Tuesday, November 1, 2011

True Hallucinations?

Is reality a  lie?  Pop-culture Gnosticism thinks it might be, as films like The Matrix, The Truman Show, Inception, and Blade Runner demonstrate.  Descartes, an orthodox Christian, argued against a "demon" who could confound our senses, and for the proposition that reality - mostly - doesn't lie, in his Meditations.

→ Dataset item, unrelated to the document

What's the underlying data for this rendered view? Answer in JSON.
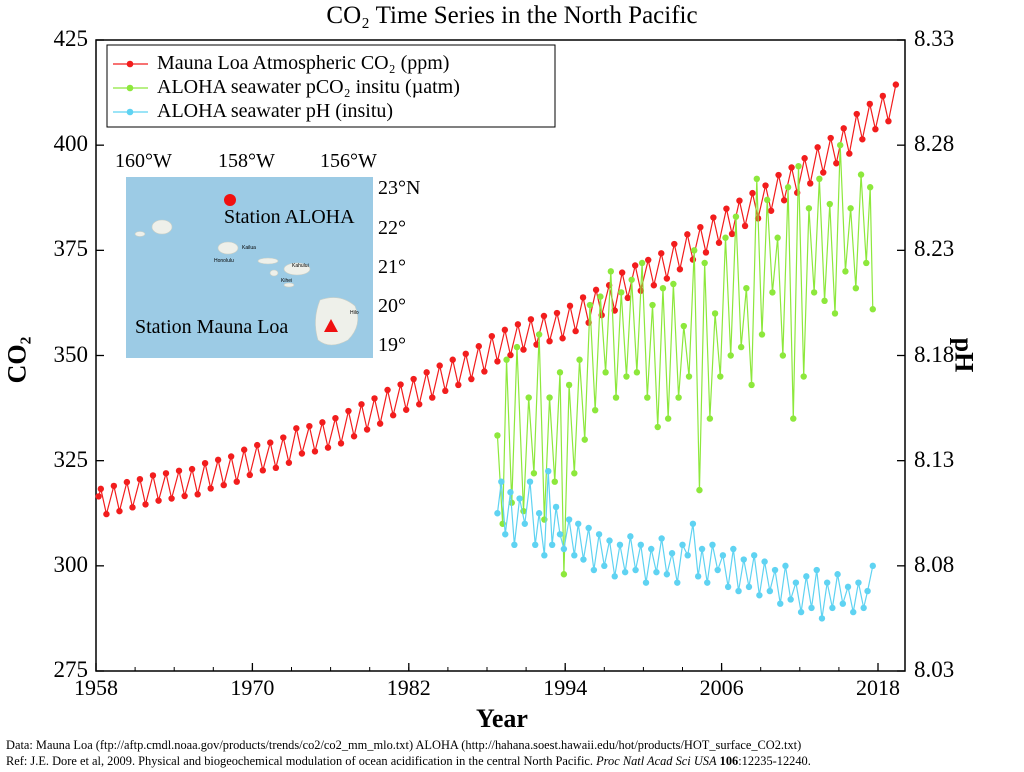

Now comes this intriguing news from an article called "Drug Hallucinations Look Real in the Brain," in New Scientist:
[Researchers] asked the volunteers to look at images of people or animals while their brains were scanned using functional MRI, then asked the volunteers to close their eyes and imagine they were still viewing the image. Unsurprisingly, the researchers found that neural activity in the primary visual cortex dropped off when volunteers imagined seeing the image rather than actually viewing it.
But when the team then gave the volunteers a dose of ayahuasca and repeated the experiment, they found that the level of activity in the primary visual cortex was virtually indistinguishable when the volunteers were really viewing an image and when they were imagining it. This means visions seen have a real, neurological basis, says de Araujo – they are not made up or imagined.
It doesn't prove we live in The Matrix.  (Or in Terance McKenna's world)  But the hardware is ready.  Legacy support?  Or future proofing?